As touristy as this classic lighthouse can be (150,000 people per year), the fact remains that this lookout is truly beautiful and unique. The seas actually do meet here and it's fun to watch the waves explode into each other, creating angling lines of spray.Notice the checkerboard pattern where the waves criss-cross on the beach below Sweet as! The famous Pohutukawa tree, visible on the east side of the far rocky cape, is reputed to be 600-800 years old and represents the legendary departure point for Maori spirits on their way to the afterlife in Hawaiiki.

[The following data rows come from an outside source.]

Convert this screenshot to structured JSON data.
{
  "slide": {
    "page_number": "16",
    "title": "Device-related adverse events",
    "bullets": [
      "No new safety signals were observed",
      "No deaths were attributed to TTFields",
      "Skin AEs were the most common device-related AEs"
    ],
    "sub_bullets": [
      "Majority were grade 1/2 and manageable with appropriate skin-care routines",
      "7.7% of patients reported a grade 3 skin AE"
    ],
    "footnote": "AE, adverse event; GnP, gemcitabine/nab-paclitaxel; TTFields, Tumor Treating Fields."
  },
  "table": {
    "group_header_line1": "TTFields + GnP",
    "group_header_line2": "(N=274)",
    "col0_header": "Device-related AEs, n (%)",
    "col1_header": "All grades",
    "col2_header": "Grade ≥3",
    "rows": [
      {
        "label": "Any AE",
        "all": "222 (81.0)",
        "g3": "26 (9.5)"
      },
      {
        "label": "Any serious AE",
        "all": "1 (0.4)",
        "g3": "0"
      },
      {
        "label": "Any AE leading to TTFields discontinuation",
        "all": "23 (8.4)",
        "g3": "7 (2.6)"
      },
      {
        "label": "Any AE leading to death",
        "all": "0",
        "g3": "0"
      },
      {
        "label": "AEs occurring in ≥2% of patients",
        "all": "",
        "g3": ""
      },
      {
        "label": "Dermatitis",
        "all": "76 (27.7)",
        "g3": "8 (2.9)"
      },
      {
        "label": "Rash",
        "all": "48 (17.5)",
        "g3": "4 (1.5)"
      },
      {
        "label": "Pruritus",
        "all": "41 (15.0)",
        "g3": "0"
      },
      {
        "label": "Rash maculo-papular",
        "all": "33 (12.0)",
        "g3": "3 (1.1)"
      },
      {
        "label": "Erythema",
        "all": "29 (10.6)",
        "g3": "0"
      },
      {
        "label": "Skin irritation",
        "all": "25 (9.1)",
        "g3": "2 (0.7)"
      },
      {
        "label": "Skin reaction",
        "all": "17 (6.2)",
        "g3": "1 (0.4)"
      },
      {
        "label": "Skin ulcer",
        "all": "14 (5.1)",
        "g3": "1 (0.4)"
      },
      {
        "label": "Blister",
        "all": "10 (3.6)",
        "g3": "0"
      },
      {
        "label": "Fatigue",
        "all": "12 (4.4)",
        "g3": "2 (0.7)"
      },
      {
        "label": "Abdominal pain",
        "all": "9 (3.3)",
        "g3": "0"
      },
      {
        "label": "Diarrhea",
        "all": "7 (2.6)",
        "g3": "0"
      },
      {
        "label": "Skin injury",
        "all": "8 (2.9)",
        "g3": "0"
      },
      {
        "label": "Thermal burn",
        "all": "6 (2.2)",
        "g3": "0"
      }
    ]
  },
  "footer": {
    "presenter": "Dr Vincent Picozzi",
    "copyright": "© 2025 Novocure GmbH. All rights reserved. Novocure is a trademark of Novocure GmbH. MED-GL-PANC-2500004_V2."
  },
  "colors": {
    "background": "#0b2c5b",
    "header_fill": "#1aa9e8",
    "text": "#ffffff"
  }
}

You may feel your spirit depart also if you're enjoying some rare solitude on the Cape when a gaggle of tour buses arrive and belch a wave of snap-happy 'holiday makers'. In Summer it's hard to figure out the timing to avoid the buses because their arrival times change with the low-tide timing of 90-Mile beach (they leave Paihia, drive 90-Mile at lowish tide, surf dunes, head to Cape). Your best bet is early morning or late afternoon.
From the carpark you can walk down 20 minutes to either Te Werahi or Sandy beaches - but the carpark is at 180m, so be prepared for steep uphill coming back. Te Werahi is long and lonely. Sandy is a delightfully gorgeous small cove with a stream. At Tapotupotu Beach you'll find a campground peopled by folks who have driven down.